Revenue Operations (RevOps)
Revenue operations (or ‘RevOps’) is a B2B function that leverages automation to help teams make smarter decisions that grow their organization’s bottom line. RevOps as a function is quickly gaining traction across many industries because it takes responsibility for centralizing previously dispersed or disjointed departments with the goal of increasing their revenue-generating capabilities.
In essence, RevOps brings departments together—from marketing and customer success to sales and finance—around key shared goals such as pricing for better conversion, reducing revenue leakage, and finding new revenue opportunities by using customer data.
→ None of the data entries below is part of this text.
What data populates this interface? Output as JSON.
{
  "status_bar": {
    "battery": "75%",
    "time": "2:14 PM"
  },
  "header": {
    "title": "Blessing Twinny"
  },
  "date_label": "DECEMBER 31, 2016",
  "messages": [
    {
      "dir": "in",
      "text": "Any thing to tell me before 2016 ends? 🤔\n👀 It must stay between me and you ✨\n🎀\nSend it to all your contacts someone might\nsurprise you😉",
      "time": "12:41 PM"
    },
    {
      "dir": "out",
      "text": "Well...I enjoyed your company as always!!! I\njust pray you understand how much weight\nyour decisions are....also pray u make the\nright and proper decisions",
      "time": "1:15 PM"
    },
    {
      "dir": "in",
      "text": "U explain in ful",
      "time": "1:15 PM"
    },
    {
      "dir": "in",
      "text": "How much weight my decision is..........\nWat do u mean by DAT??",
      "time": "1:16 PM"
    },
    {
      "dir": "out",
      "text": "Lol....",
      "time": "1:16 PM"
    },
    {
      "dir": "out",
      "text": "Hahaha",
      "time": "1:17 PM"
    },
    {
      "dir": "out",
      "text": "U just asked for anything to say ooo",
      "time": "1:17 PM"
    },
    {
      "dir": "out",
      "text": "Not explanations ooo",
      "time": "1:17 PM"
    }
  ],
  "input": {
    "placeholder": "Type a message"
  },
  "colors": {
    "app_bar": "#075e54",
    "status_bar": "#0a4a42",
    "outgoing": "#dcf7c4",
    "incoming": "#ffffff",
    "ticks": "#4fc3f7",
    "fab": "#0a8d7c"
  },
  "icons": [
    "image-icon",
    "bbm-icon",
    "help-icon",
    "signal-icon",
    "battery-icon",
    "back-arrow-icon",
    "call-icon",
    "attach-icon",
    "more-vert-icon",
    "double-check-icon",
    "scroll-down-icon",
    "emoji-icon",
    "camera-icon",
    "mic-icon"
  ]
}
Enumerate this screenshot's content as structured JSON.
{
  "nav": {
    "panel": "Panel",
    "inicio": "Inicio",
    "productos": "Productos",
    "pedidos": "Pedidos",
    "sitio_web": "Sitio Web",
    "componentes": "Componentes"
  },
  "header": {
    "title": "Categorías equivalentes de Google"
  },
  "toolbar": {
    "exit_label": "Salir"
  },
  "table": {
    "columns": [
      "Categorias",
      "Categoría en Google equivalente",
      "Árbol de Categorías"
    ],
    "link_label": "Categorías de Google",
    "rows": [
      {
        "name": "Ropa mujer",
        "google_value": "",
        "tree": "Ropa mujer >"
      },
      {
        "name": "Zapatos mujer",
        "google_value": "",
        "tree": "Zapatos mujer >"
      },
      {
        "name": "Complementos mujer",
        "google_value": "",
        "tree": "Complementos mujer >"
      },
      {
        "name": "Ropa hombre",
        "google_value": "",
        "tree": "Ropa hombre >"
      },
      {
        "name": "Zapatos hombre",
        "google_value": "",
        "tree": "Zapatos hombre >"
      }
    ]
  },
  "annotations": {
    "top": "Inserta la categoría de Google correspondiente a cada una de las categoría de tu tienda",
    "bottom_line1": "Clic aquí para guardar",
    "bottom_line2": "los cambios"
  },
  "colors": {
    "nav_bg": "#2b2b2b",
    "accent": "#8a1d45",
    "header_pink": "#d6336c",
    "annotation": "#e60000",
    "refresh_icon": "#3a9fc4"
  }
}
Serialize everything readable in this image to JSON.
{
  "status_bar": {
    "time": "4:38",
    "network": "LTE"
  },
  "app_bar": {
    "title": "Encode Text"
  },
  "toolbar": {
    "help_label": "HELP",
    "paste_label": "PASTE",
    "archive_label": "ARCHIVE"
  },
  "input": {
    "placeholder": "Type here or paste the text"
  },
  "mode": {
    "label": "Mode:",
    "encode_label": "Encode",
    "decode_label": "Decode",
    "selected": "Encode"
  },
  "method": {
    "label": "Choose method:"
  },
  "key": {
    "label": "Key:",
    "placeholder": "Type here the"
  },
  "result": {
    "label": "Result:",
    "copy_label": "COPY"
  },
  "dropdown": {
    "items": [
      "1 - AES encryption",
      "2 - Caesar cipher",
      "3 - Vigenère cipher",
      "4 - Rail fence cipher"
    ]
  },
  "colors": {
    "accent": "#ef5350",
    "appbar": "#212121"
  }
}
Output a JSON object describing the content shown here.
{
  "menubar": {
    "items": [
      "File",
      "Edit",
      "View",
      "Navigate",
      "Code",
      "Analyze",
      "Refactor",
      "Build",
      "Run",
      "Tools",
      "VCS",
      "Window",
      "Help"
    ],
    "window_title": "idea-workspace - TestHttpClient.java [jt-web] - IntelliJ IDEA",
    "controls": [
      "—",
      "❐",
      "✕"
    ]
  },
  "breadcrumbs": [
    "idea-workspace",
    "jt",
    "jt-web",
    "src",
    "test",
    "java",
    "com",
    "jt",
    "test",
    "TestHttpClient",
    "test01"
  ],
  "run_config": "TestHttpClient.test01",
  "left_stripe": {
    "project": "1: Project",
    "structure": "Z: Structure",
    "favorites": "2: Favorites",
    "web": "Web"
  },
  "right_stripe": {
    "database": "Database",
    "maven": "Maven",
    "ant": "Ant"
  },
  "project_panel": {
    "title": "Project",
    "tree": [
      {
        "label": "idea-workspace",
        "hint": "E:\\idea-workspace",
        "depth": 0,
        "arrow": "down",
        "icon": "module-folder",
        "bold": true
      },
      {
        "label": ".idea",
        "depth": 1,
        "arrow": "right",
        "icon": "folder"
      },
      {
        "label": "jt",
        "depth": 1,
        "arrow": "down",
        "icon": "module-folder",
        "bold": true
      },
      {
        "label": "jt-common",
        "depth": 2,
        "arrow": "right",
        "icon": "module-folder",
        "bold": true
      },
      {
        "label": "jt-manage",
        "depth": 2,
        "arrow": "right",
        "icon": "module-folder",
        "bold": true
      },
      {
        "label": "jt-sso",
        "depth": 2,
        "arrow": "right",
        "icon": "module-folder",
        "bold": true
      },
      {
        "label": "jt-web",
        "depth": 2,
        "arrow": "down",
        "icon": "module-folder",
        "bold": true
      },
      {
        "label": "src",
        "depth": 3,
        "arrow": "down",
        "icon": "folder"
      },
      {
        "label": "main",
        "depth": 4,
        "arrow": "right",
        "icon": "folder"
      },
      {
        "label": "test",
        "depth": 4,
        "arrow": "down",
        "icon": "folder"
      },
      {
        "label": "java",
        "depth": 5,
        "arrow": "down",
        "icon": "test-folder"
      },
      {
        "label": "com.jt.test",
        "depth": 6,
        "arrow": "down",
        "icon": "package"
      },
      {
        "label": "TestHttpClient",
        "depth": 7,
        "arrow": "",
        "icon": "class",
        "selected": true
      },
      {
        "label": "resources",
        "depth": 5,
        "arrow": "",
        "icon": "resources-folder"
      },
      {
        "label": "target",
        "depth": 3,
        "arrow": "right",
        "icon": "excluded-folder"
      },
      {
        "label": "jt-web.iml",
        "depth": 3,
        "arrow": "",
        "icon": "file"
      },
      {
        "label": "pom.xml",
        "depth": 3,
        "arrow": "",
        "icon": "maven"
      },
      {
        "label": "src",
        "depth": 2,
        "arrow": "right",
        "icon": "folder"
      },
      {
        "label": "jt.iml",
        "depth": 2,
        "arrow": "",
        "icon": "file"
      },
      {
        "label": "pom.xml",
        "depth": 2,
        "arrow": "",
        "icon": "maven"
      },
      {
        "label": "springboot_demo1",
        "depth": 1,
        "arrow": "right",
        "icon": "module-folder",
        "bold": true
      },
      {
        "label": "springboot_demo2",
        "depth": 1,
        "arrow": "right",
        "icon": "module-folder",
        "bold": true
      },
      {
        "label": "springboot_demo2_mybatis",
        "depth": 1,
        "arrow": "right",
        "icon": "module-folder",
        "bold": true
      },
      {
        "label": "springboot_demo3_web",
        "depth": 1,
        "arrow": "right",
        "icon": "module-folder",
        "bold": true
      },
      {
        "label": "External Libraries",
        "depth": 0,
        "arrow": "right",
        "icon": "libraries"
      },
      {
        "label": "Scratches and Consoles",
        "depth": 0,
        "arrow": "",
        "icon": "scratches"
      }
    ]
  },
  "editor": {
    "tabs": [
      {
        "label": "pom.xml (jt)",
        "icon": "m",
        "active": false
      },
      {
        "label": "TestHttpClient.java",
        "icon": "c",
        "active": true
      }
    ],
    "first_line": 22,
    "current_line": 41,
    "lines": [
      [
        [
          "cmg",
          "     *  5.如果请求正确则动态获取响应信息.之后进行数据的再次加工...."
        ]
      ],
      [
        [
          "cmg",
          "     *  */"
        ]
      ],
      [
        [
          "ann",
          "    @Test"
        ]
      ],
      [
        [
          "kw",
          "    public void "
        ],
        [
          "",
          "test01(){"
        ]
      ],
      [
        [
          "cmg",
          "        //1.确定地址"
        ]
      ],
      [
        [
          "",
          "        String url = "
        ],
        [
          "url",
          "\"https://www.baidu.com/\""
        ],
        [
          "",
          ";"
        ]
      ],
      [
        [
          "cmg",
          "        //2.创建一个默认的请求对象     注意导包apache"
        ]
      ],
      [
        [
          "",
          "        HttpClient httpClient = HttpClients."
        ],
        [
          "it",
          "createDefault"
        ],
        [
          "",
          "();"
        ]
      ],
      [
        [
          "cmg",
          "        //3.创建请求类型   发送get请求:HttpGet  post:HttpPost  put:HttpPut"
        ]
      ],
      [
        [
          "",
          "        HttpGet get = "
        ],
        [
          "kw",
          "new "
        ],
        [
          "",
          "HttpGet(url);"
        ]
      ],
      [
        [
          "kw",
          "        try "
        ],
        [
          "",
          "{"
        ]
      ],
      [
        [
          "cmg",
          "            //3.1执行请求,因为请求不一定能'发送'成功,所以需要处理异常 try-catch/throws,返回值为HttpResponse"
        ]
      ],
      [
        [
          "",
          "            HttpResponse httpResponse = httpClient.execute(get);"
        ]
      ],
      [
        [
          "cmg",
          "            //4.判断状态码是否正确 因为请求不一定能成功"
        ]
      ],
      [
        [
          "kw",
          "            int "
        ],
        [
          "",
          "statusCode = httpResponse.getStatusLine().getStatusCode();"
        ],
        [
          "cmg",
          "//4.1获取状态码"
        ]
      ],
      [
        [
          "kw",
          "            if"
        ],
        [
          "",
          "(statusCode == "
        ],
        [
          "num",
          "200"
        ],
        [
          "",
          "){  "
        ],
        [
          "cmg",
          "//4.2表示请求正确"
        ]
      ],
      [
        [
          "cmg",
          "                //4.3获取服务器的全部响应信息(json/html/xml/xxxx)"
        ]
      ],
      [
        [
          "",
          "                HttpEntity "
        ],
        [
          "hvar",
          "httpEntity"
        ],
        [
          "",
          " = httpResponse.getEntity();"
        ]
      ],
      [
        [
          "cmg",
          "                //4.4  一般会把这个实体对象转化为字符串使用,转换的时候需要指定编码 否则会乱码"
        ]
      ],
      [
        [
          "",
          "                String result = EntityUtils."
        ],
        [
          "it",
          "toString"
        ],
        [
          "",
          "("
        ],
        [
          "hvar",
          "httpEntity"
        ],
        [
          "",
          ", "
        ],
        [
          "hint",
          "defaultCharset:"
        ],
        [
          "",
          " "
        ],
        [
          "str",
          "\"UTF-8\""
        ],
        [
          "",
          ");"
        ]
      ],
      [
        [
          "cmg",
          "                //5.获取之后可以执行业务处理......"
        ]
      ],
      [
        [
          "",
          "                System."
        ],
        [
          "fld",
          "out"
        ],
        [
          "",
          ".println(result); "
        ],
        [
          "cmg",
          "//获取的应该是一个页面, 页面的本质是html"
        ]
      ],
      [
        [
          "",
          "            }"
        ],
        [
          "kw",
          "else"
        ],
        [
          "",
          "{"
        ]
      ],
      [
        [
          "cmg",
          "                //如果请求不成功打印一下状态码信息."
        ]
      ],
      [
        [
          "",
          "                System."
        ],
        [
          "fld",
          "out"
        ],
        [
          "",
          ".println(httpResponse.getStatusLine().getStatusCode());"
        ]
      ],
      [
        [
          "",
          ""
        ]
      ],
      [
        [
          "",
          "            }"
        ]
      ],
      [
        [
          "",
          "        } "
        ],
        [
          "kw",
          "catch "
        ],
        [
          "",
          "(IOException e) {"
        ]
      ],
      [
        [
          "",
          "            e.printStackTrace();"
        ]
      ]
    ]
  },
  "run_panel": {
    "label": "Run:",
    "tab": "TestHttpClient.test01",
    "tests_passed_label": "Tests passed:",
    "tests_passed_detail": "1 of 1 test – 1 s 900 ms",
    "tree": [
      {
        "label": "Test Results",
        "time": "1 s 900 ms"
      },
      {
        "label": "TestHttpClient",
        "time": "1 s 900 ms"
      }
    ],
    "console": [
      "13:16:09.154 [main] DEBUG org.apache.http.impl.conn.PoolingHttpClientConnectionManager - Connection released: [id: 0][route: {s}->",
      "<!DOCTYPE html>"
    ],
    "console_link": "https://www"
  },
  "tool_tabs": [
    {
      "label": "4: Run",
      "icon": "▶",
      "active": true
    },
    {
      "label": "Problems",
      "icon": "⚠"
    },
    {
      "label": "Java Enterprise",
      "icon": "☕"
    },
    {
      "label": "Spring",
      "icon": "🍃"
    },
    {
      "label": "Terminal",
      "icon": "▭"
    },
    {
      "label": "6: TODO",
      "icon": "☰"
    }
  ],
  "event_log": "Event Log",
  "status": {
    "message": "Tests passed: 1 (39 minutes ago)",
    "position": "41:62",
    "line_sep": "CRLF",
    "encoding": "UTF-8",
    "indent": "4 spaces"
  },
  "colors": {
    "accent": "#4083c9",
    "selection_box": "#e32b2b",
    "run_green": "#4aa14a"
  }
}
RevOps is important because it keeps sales and finance connected as an organization grows its revenue streams, something which is growing ever more complex as business operations become inherently more complicated and the way B2B organizations generate new revenues continues to change.
Revenue Operations Explained:
Revenue Operations (RevOps) FAQs
What is RevOps?
Revenue operations leverage automation to align sales, marketing, and customer success teams around shared goals to improve decision-making and optimize revenue generation.
What are the key goals of RevOps?
The key goals of revenue operations include improving sales and marketing alignment, streamlining revenue processes, leveraging data and analytics for insights, increasing revenue predictability, and driving overall business growth.
What is the difference between RevOps vs. sales enablement?
RevOps focuses on aligning teams around shared revenue goals whereas sales enablement equips sales teams with the tools and resources they need to succeed in their roles.